Fallacy that there is no governance layer in other chains. In practice there are governance layers, but they are unwritten, denied, and inconstant or abused. In essence, we are replacing ad hoc (anarchic? captured?) governance with written, constitutional, formal and transparent governance. The question is not whether this adds governance, but whether explicit governance is better than the hidden intrigue.
First I have to say that "ad hoc governance" is a great term in this context. I try to remember to use it from now on.
Why ad hoc governance doesn't work
Many people in the blockchain world are very much in favor of decentralization. But in many cases, it's not clear why decentralization should be applied. And if it should, what's the best way to do it in a particular case.
Hierachies exist for a reason. They make decision making much more effective. When it's not necessary to have wide and long discussion with lots of equal peers to reach a consensus, the whole process is much more faster.

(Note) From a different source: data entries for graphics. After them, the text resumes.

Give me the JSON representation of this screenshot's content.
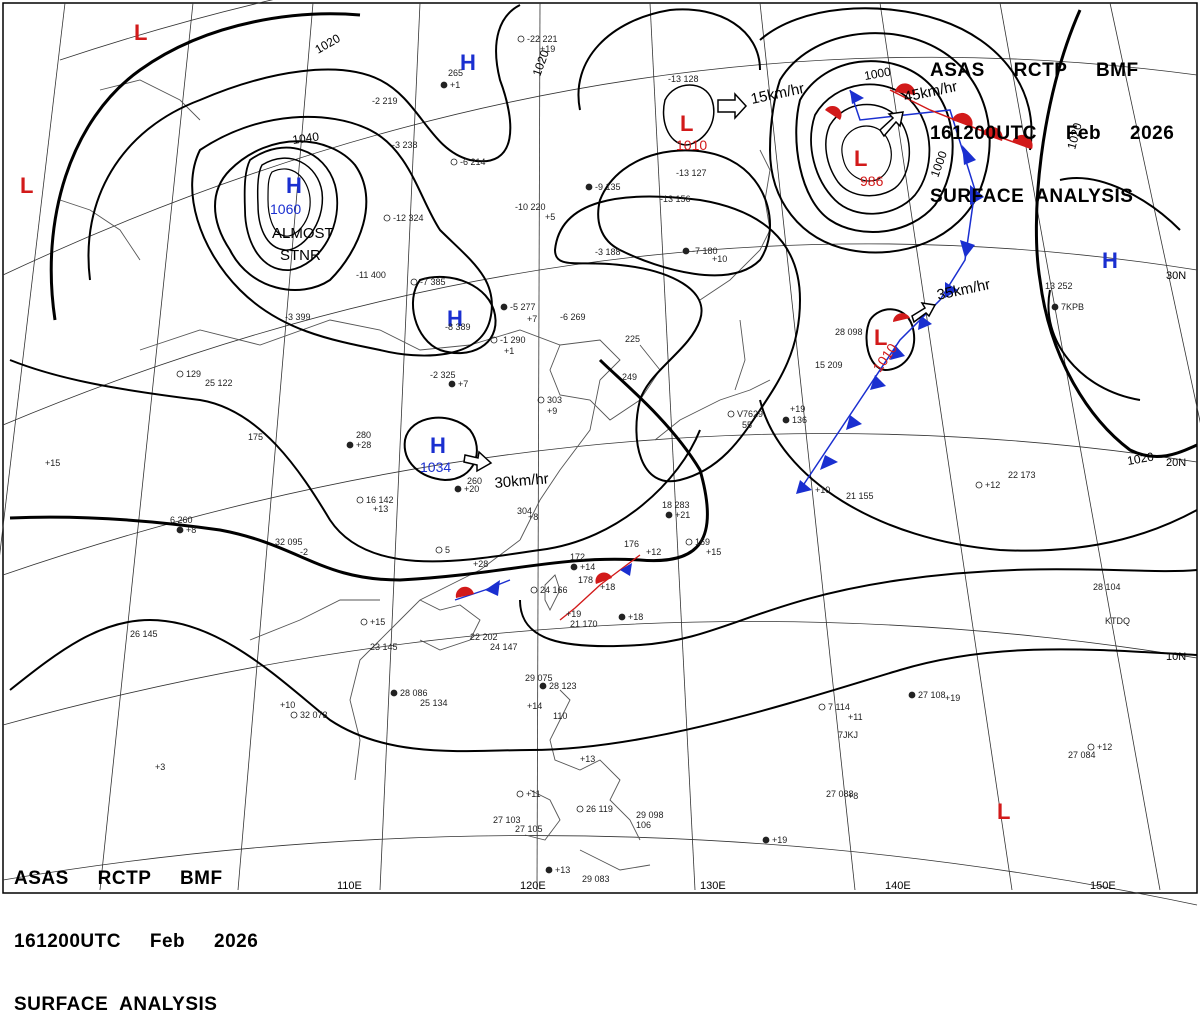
{
  "header_top": {
    "line1": "ASAS     RCTP     BMF",
    "line2": "161200UTC     Feb     2026",
    "line3": "SURFACE  ANALYSIS"
  },
  "header_bottom": {
    "line1": "ASAS     RCTP     BMF",
    "line2": "161200UTC     Feb     2026",
    "line3": "SURFACE  ANALYSIS"
  },
  "longitude_labels": [
    "110E",
    "120E",
    "130E",
    "140E",
    "150E"
  ],
  "latitude_labels": [
    "30N",
    "20N",
    "10N"
  ],
  "pressure_centers": [
    {
      "type": "H",
      "value": "1060",
      "color": "#1a2fd0"
    },
    {
      "type": "H",
      "value": "1034",
      "color": "#1a2fd0"
    },
    {
      "type": "H",
      "value": "",
      "color": "#1a2fd0"
    },
    {
      "type": "H",
      "value": "",
      "color": "#1a2fd0"
    },
    {
      "type": "H",
      "value": "",
      "color": "#1a2fd0"
    },
    {
      "type": "L",
      "value": "1010",
      "color": "#d21a1a"
    },
    {
      "type": "L",
      "value": "986",
      "color": "#d21a1a"
    },
    {
      "type": "L",
      "value": "1010",
      "color": "#d21a1a"
    },
    {
      "type": "L",
      "value": "",
      "color": "#d21a1a"
    },
    {
      "type": "L",
      "value": "",
      "color": "#d21a1a"
    },
    {
      "type": "L",
      "value": "",
      "color": "#d21a1a"
    }
  ],
  "isobar_labels": [
    "1040",
    "1020",
    "1020",
    "1000",
    "1000",
    "1020",
    "1020"
  ],
  "annotations": {
    "stationary": "ALMOST\nSTNR",
    "motion_1": "15km/hr",
    "motion_2": "45km/hr",
    "motion_3": "35km/hr",
    "motion_4": "30km/hr"
  },
  "station_plots": [
    "-22 221",
    "+19",
    "265",
    "+1",
    "-2  219",
    "-3  238",
    "-6  214",
    "-13  128",
    "-13  127",
    "-9  135",
    "-10  220",
    "+5",
    "-12  324",
    "-11  400",
    "-3  188",
    "-7  180",
    "+10",
    "-13  156",
    "-7  385",
    "-8  389",
    "-3  399",
    "-5  277",
    "+7",
    "-6  269",
    "-1  290",
    "+1",
    "-2  325",
    "+7",
    "225",
    "249",
    "303",
    "+9",
    "280",
    "+28",
    "175",
    "+15",
    "129",
    "25  122",
    "6  260",
    "+8",
    "32  095",
    "-2",
    "16  142",
    "+13",
    "260",
    "+20",
    "304",
    "+8",
    "5",
    "+28",
    "18  283",
    "+21",
    "176",
    "+12",
    "169",
    "+15",
    "172",
    "+14",
    "178",
    "+18",
    "24  166",
    "+19",
    "21  170",
    "+18",
    "22  202",
    "24  147",
    "+15",
    "23  145",
    "26  145",
    "28  086",
    "25  134",
    "+10",
    "32  073",
    "+3",
    "29  075",
    "28  123",
    "+14",
    "110",
    "+11",
    "27  103",
    "27  105",
    "+13",
    "29  083",
    "+13",
    "26  119",
    "29  098",
    "106",
    "+19",
    "28  098",
    "15  209",
    "V7629",
    "55",
    "+19",
    "136",
    "+10",
    "21  155",
    "+12",
    "22  173",
    "13  252",
    "7KPB",
    "28  104",
    "KTDQ",
    "7  114",
    "+11",
    "7JKJ",
    "27  108",
    "+19",
    "27  084",
    "+12",
    "27  088",
    "+8"
  ]
}
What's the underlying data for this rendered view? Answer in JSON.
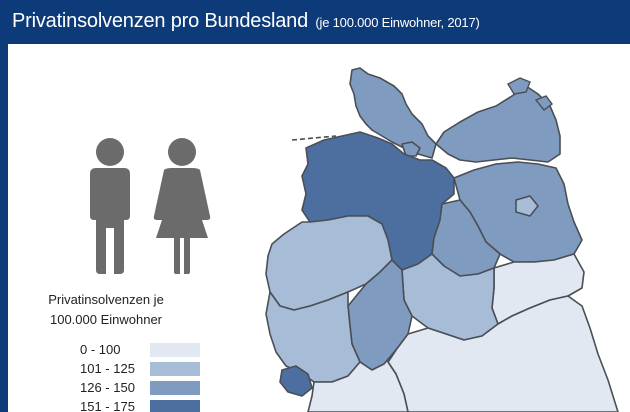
{
  "header": {
    "title": "Privatinsolvenzen pro Bundesland",
    "subtitle": "(je 100.000 Einwohner, 2017)"
  },
  "legend": {
    "title_line1": "Privatinsolvenzen je",
    "title_line2": "100.000 Einwohner",
    "classes": [
      {
        "label": "0 - 100",
        "color": "#e2e8f1"
      },
      {
        "label": "101 - 125",
        "color": "#a7bcd6"
      },
      {
        "label": "126 - 150",
        "color": "#809bc0"
      },
      {
        "label": "151 - 175",
        "color": "#4d6fa0"
      }
    ]
  },
  "icons": [
    "man-icon",
    "woman-icon"
  ],
  "colors": {
    "header_bg": "#0d3a78",
    "icon_gray": "#6b6b6b",
    "border": "#4a4f56"
  }
}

Those who are in power just decide what to do and make it happen.
If you are familiar with Ronald Coase, you might see how this is in line with his thoughts about the nature of the firm.
According to Coase, firms exist because they lower transaction costs of cooperation. When there is a central party that hires workers and tells them what to do, shit gets done much faster compared to a situation where everybody acts as a contractor and makes individual contracts with everybody else. Transaction costs include non-monetary costs like negotiation cost: it requires time and effort to find suitable business partners and negotiate contracts with them.
This is something that decentralization fanatics don't usually understand. If there is a highly decentralized system, cooperation costs might become quite big. This is why many ad hoc governance systems will get stuck with decision making: it's just too expensive to get an agreement with everybody involved. With blockchain many of the participants are anonymous and pseudonymous, which makes it even more impossible.
The governance structure should match actual power structures
People behind Urbit are probably the best at digital community governance design stuff. For example, in Design of a digital republic: part 1, goals they write:
A republic needs a constitution — a set of formal processes that guides and shapes the real questions of governance, which are always informal.
The republic is in a healthy state if its actual power structures match this constitution.
If a blockchain (or any other virtual republic) lacks constitution or other document that defines and formalizes power structures, it doesn't necessarily mean it's decentralized. It just has ad hoc governance. Power structures pop up and change somewhat randomly.
It is also possible that a blockhain has a constitution (or something similar) but the actual power structures are something else. Rulers defined in the constitution are just puppets and the real power is elsewhere. Having a shadow government is not a good situation either.
It should be noted that young systems don't necessarily have very good governance process and the real power structure might be ambiguous. That just means that the system hasn't matured yet. People are still trying to learn how the system works and should work. That's why participants in a young community should understand the difference between unmatured power structure and a target power structure, which is a goal that the system should be going towards.
Different governance structures produce different outcomes
It's not enough to replace ad hoc governance with written, constitutional, formal and transparent governance. If the community has a clear goal, a little bit of thought should be given to the actual mechanism that governs the community. How easy it will be to achieve the goal with a particular governance mechanism?
The goal for blockchains is usually some kind of profitable business. The governance mechanism should be able to support business development in its all stages. From early technical development to gaining viral traction and finally to serve a huge base of global users.
That's why it might be even desirable to change the governance system, depending on which state the development is. A governance mechanism that is efficient at producing technological innovations that attract early adopters might not be good at preserving the market share in matured markets by producing a high-quality user experience.
If the constitution and the governance mechanism defined by it are very rigid, they should be pretty much perfect when the blockchain is launched. Because this is really hard, probably a better way is to admit that the system will need changes and think in advance what is the best way to make those changes.